You can connect with him at:
YouTube: https://www.youtube.com/channel/UCc05gV4t9A0B8-TDT1EfWhQ?view_as=subscriber
Website: www.lovingmarriage.com
Twitter: @geoffsteurer
Facebook: www.facebook.com/GeoffSteurerMFT
Instagram: @geoffsteurer
Shaunna TonelliJuly 30, 2019
Having been married to a professional musician for 20 years, we often discussed how the performance degree musicians get in college falls short of actually teaching a performer how to have a career in music. My husband did his doctoral dissertation about entrepreneurship in music to hopefully help fix that problem. The short answer from me (the wife) is that you must think of your sons career like a table top and your son will always have four or five table legs (representing varied streams of income) needed to hold it steadily firm. The more legs he adds, the sturdier it will be. When we were first married Mark had been a professional performer for 7 years and we were able to live on his income. Some of his streams of income were cd sales, gigs, teaching private lessons, teaching as a college adjunct, publishing articles in music magazines and journals, writing and selling arrangements, etc. it was all music related work. If you are worried about your son working hard, I can assure you, it was hard work with long hours, and the hardest part might be generating/finding the work, but it’s doable. He will have to make his own career - if he’s driven he can do it. The biggest challenge we faced was finding affordable health care. We ultimately solved that problem through my employment, but when our children were born, I began staying home, so Mark auditioned for a military band and was hired as the guitarist for the band at the West Point US military academy. If your son is willing to go through basic training, the military does have some great opportunities for musicians. After my husband left the band, he joined Millikin University in Decatur, IL, which has a heavy emphasis on student-run ventures (experiential classes) in which students get hands on experience running performance related businesses while they major in music. I might also add that even though my husband is the head of Millikin’s Guitar program, he still performs on a regular basis, records music, and publishes guitar instructional books. Having multiple income streams will always be part of a musician’s career. Hope it helps to know it can be done.
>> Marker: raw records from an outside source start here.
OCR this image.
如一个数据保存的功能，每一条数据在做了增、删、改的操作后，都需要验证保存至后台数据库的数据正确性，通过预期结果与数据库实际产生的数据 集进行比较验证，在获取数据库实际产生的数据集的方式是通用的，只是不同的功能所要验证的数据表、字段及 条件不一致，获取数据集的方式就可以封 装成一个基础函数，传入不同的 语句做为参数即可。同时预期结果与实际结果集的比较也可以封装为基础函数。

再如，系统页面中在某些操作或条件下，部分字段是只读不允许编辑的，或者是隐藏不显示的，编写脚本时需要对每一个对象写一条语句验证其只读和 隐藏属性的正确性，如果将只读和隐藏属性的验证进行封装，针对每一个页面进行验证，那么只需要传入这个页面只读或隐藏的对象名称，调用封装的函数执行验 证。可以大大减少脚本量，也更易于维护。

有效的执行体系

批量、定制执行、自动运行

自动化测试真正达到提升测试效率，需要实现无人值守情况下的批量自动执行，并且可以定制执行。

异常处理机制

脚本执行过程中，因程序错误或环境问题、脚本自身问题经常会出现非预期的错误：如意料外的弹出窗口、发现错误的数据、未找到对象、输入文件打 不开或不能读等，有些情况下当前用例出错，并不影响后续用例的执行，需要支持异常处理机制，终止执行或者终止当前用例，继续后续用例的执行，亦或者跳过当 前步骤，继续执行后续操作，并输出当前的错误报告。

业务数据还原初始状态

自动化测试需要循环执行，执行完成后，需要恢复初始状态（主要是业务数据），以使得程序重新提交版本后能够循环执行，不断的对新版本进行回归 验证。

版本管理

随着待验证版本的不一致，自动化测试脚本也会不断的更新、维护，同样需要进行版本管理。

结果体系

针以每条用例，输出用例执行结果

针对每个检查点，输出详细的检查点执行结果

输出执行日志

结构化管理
LINDA ALDERMANJuly 22, 2019
We own a Photo Equipment sales and Photography business (42 years) All our children went to college except for one son. He chose not to attend college. He had a job(s) While in High School and before he left on his mission and when he was soon to return from his Mission,one of the businessmen wrote him and offered him his job back in a print shop, When he returned, he reluctantly took the job but also worked in Insurance sales. My son soon realized his best opportunity was at the Print shop and focused on that.....Long story short, he now owns Quality Printing. He and his wife and 2 children are doing well and he did not have to go to college to make his way. We advised him along the way when he sought out our advice and experience. But he's a self made man and doing well.